The Ossian H. Sweet House is a privately owned house located at 2905 Garland Street in Detroit, Michigan. Designed by Maurice Herman Finkel, the residence's second owner was physician Ossian Sweet, an African-American, and the site of a confrontation in 1925 between the Sweet family and a mob attempting to force them out of the predominantly white neighborhood. The house was designated a Michigan State Historic Site in 1975 and listed on the National Register of Historic Places in 1985.

Ossian Sweet was born in Florida and received a medical degree from Howard University. He practiced medicine briefly in Detroit, then continued his medical studies in Vienna and Paris before returning to Detroit in 1924 to accept a position at Dunbar Hospital. He began saving money for a home, and by the spring of the next year had saved $3500. Sweet used the $3500 as a down payment on a $18,500 house located on Garland Street in east Detroit.

The house Sweet purchased is a 1½-story brick house, built in 1919, and is typical of many homes in working-class Detroit neighborhoods. It is a Bungalow-style structure with a full basement, an open porch on the first floor, and an enclosed sun porch on the south side. The second story is covered with brown shingling, and atop the house is a simple gable roof with a central dormer. The house is enclosed by an unpainted silver aluminum fence.

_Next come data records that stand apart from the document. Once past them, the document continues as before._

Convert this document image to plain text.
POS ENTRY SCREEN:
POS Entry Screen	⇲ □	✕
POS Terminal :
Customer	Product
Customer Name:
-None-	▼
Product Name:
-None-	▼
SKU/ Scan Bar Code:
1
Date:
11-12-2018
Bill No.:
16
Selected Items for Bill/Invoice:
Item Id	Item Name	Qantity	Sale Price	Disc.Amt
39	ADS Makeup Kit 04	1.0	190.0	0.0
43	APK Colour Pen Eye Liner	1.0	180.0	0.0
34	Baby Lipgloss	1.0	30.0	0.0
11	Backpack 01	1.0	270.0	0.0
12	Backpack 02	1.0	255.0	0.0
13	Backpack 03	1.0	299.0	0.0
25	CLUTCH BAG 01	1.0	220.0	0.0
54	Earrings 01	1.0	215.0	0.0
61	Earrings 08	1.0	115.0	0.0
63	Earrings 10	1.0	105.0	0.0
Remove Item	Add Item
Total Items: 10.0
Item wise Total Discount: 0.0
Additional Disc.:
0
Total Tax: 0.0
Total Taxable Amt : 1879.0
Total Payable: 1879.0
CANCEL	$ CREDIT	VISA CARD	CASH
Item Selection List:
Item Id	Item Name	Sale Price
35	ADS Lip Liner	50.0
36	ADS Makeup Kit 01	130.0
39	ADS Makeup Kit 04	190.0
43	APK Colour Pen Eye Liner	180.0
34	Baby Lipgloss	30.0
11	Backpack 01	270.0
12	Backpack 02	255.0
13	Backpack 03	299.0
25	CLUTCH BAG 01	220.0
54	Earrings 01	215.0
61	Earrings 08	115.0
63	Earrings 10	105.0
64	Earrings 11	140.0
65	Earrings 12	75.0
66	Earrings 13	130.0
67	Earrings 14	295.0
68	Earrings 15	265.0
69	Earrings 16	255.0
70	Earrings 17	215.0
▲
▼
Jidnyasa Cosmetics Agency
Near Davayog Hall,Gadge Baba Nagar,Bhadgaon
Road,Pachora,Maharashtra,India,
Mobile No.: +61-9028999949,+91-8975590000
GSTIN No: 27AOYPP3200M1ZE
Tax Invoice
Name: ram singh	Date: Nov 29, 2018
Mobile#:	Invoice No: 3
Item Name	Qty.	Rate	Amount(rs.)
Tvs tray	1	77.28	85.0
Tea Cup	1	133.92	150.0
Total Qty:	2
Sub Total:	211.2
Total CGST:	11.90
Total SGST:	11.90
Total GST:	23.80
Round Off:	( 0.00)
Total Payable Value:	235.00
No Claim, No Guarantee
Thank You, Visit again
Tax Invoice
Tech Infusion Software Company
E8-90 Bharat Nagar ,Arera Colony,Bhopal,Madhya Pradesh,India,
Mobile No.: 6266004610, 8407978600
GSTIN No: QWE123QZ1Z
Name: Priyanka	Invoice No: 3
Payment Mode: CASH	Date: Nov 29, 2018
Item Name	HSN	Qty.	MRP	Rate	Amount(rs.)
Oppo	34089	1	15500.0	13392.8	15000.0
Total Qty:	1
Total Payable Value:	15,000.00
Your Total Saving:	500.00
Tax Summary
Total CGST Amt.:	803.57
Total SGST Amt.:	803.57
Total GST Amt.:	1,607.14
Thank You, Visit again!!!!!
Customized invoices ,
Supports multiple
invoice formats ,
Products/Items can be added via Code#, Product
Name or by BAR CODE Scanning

The house is located on the corner of Garland and Charlevoix, in what was at the time an all-white neighborhood. Sweet chose a home in an all-white neighborhood because housing options in black neighborhoods were in general substandard, and he wanted better housing accommodations for his wife and daughter.

Ossian Sweet and his wife, Gladys, moved into the house on September 8, 1925. A group of neighbors in the community, aware of Sweet's imminent arrival, had vowed to keep blacks out of the neighborhood, stating that they intended to maintain "the present high standards of the neighborhood." Sweet knew of the neighbors' antipathy (telling his brother that he was "prepared to die like a man"), and arranged for some friends and relatives to stay with him for a few days. He also brought along guns and ammunition.